Para diminuir o grau de subjetividade da degustação, é necessário seguir algumas regras básicas referente a:

  • Tranquilidade e concentração do degustador: O local da degustação dever ser isolado, sem odores estranhos, com luz e aeração apropriados e temperatura de 20°C.
  • Copos de degustação: Devem ser de cristal fino, com quantidade de vinho ocupando de 1/3 a 1/2 de seu volume.
  • Temperatura dos vinhos a degustar: Para os vinhos brancos a melhor temperatura fica em torno de 10 - 13 °C, enquanto que para os tintos deve situar-se em 15 - 18 °C.
  • Horário: A sensibilidade do degustador varia de acordo com a hora do dia. Os horários de maior sensibilidade situam-se entre 10:00 e 13:00 horas e entre 17:00 e 19:00 horas.

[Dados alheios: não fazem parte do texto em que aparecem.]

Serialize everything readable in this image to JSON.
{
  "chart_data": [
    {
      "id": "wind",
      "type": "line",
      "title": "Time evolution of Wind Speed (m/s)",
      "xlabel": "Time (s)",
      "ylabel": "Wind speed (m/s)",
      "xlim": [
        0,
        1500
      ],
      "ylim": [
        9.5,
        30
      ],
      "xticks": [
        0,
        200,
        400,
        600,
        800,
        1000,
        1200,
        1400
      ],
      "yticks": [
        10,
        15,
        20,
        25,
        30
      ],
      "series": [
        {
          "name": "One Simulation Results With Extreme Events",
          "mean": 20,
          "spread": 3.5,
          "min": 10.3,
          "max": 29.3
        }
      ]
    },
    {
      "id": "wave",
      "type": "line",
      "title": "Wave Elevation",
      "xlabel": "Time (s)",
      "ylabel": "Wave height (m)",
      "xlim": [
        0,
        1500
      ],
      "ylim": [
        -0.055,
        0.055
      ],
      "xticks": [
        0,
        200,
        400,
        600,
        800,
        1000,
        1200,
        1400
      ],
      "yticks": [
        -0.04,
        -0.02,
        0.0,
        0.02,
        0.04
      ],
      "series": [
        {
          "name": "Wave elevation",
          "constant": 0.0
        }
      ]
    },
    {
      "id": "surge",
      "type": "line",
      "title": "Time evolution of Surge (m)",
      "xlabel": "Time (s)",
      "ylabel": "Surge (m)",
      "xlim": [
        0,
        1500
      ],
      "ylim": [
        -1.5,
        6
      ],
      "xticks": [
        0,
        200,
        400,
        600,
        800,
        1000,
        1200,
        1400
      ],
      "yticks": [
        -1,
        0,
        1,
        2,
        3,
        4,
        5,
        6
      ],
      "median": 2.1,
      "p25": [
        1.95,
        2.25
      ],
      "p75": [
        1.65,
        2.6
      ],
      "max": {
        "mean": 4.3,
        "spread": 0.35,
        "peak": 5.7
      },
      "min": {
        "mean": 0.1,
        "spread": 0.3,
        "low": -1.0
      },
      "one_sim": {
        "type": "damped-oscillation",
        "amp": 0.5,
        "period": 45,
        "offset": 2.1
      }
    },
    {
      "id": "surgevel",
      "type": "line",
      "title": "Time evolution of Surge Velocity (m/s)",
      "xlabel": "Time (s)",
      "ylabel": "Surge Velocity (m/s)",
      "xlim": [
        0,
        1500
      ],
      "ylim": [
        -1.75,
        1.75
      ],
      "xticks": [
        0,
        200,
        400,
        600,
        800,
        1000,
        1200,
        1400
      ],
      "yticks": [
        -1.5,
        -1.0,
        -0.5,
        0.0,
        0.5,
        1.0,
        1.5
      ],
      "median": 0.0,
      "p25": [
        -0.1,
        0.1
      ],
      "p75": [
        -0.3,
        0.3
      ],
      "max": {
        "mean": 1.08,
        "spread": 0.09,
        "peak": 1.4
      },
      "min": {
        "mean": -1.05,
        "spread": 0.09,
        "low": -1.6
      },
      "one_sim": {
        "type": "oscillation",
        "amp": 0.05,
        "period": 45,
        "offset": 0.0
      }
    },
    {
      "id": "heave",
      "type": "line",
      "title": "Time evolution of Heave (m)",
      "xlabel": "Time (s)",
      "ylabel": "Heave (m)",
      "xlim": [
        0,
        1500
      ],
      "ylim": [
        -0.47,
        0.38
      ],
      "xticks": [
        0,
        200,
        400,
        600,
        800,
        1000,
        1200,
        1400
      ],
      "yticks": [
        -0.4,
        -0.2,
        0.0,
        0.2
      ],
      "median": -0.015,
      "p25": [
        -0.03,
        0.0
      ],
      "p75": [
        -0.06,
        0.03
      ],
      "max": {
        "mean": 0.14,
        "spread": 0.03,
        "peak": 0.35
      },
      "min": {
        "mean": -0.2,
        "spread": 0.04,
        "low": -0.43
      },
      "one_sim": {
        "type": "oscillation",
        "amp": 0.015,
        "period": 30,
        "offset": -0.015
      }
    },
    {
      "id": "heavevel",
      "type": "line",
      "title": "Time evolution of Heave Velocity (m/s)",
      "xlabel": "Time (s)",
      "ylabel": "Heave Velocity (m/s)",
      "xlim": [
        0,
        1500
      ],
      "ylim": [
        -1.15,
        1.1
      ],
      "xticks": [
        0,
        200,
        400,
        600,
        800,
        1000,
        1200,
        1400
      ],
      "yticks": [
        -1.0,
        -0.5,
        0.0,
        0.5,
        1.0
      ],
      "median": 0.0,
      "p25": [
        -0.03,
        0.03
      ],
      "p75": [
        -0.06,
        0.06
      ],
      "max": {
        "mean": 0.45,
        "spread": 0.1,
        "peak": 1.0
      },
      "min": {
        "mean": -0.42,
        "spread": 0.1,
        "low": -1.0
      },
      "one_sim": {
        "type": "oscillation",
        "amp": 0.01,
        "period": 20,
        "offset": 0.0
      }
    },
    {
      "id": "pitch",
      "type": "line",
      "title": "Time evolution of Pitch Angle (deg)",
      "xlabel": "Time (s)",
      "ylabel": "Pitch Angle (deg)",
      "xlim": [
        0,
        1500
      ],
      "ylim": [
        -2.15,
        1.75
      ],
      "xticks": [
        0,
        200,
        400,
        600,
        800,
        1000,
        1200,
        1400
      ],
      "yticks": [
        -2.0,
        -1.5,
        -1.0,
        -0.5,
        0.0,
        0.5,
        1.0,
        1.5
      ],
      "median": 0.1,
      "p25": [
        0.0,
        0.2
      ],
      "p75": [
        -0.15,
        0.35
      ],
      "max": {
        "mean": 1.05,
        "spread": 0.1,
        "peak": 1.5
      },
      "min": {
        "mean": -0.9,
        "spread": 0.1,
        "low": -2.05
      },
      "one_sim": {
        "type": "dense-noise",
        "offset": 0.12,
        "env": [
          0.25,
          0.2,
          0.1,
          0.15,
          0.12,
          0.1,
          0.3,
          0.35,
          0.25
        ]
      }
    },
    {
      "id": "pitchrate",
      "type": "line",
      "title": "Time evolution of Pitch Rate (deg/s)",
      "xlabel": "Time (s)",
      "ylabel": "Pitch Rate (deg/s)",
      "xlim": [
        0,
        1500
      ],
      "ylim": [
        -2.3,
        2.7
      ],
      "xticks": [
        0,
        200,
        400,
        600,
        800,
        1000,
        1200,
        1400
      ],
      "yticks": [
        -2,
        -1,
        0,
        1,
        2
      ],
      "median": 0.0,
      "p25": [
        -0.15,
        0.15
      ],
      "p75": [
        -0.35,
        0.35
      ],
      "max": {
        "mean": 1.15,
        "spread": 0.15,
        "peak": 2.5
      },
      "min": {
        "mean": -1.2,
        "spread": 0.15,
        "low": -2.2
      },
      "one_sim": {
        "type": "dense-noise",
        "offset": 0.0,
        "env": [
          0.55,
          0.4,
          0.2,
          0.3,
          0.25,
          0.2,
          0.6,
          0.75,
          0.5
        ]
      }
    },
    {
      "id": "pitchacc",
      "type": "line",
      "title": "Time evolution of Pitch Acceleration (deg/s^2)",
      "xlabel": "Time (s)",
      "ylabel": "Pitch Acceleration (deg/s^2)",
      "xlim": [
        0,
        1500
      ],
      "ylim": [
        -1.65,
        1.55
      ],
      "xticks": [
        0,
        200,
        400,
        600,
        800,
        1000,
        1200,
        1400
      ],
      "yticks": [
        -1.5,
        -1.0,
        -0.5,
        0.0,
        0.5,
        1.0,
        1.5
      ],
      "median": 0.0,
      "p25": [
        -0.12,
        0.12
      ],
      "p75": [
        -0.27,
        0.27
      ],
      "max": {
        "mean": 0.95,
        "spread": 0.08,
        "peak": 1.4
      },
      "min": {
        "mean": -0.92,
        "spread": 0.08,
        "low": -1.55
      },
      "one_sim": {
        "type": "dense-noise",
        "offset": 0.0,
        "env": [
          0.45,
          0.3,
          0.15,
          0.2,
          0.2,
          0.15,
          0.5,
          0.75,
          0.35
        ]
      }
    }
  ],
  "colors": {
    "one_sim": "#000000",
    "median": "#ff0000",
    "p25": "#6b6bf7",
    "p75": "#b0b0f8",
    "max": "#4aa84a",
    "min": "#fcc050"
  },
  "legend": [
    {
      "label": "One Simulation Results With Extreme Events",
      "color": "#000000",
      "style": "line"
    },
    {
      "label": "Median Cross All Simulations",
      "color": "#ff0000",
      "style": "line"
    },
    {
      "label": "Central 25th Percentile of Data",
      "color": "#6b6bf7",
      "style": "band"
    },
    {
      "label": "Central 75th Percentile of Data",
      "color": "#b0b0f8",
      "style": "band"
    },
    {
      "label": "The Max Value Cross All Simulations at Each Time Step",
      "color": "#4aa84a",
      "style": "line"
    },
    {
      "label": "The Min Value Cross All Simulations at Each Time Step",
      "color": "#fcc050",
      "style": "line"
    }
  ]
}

  • Cansaço: Além do cansaço físico, ocorre o cansaço gustativo; alguns gostos desagradáveis, como o ácido e amargo, e a sensação de adstringência provocam rapidamente o sentido do gosto.
  • Hábito: Um indivíduo habituado a tomar vinhos acetificados não reconhecerá este defeito nos vinhos.
  • Efeito de contraste: Segundo a ordem da degustação, aparecem alguns contrastes; um vinho doce, por exemplo, parece mais doce quando degustado depois de um seco.
  • Interferências: A degustação deve realizar-se com os menores antecedentes possíveis, a fim de evitar as influências. Como exemplo, se para um degustador se disser que dois vinhos iguais são diferentes ele tratará de buscar essas diferenças.
  • Outras condições: O degustador não deve estar resfriado ou com problemas bucais ou no estômago, nem sua atenção deve ser distraída durante o trabalho.